A hunter could learn the best way to shoot a lion from Hemingway. His personal library contained 300-plus books on natural history, even one detailing the history of the butterfly in Africa.

This year’s conference brought together people from various places including Monterey, Calif.

Wildlife biologist Robert Wilson came from Salt Lake City.

"When I was young, I was drawn to Hemingway’s writings because of their fishing and hunting stories. Now that I’m older I like his writings because of all the layers,” he said. “ ’The Sun Also Rises’ always surprises me.”

Jeff Motychak, a wildlife biologist from McCall, concurred. “I’ve long been an admirer of his hunting and fishing stories.

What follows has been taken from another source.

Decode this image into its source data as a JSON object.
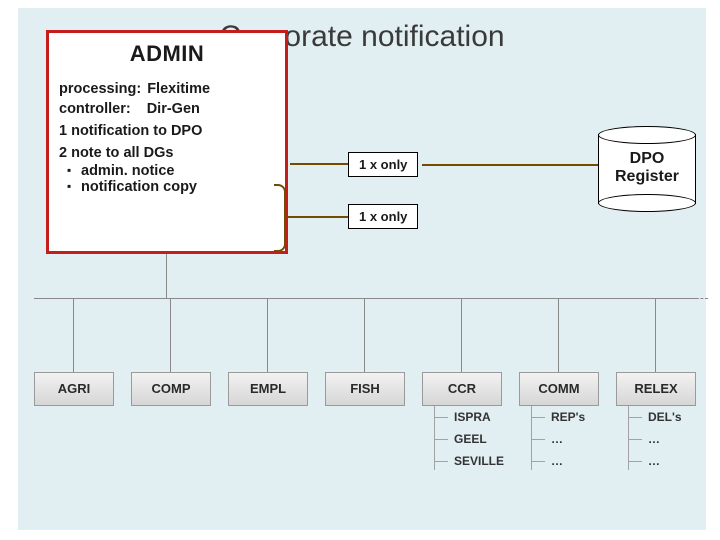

But I’m also amazed by how much he could say by saying so little. He really engages  readers. Different people draw out different things—and that’s a powerful thing to do.”

FOOD FOR THOUGHT:

Ernest Hemingway used the mountains as metaphors for leaving troubles behind. A man could “work the fat off his soul” in the environ of mountains, said Samantha Harvey, associate professor in Boise State University’s English Department.